Have you noticed something in the last two weeks? Halloween was the biggest holiday last year, but it's been usurped, again. Forget American Thanksgiving. Canadian retailers have switched straight to holiday mode, and it seems to have been happening for at least a month!
I, for one, am not ready. I love the gingerbread latte (half-sweet, please) at Starbucks. Is it really time to bring it out, though, with its mocha peppermint cousin, and replace the pumpkin spice? These drinks are going to be going until February, at least. Christmas music and holiday tables popped up at Pottery Barn Kids too, I noticed, as I looked for a last-minute Halloween costume for my son last week.
"We're 130 days into Halloween," the salesman sniffed, as I stood there wide-jawed at his chutzpah. Me, the mother of a Halloween baby, forget that? Hrmph. Instead I perused the sale tables and marveled at the stocking stuffers already picked through. $45 hand-stitched embroidered stockings beckoned.
I do like Christmas. Love is not to be used here. Holiday-time in general is a wonderful, mellifluous, pleasingly heartfelt time in Toronto.
It's nice to listen to Christmas music and walk through Nathan Phillips square, watching the unveiling of the 30-foot spruce tree. This year, before it was put up, Cyclone Sandy pushed it down. There's a sign that it's too early to celebrate.
I love seeing the clever, extravagant window displays at Holt Renfrew and The Bay's flagship Queen Street store. But the heat's on too high already, and it just got cold today. Today!
The food bank had record numbers asking for food this year, and a recent article in the Toronto Star reminded me that Canada's food bank was a short-term measure put in place by the federal government in the 1980's, as a safeguard for the population during that recession.
Halloween is my son's birthday. It's exhausting, and the party's not over yet.
Let's wait a little while till Christmas. Then let's do a Secret Santa, everybody, because we're in a recession, and we really don't need any more debt. Let's bake up some delicious treats and make some gifts and trade babysitting services.
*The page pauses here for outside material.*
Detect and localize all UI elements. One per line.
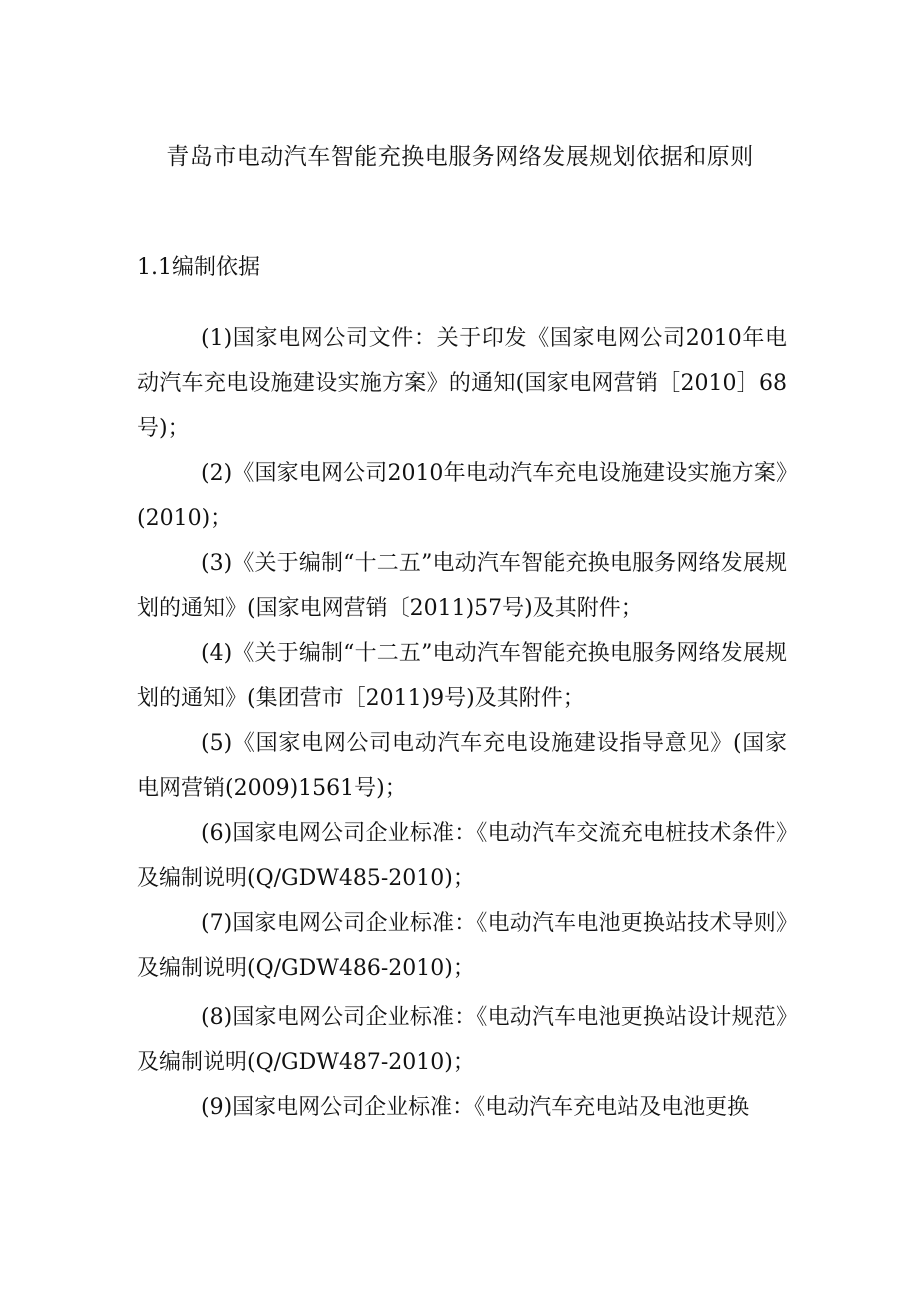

I would dig that. Then maybe I would have be able to scrounge up enough change for a Christmas latte, or two.
Until then, turn the heat up if your power's working after the big storm. Unpack your parkas and look for winter boot sales for the kids. Volunteer at the food bank, or your kid's school. Show your fellow Canadians the reason for the next season.
It's fall, after all, and almost winter.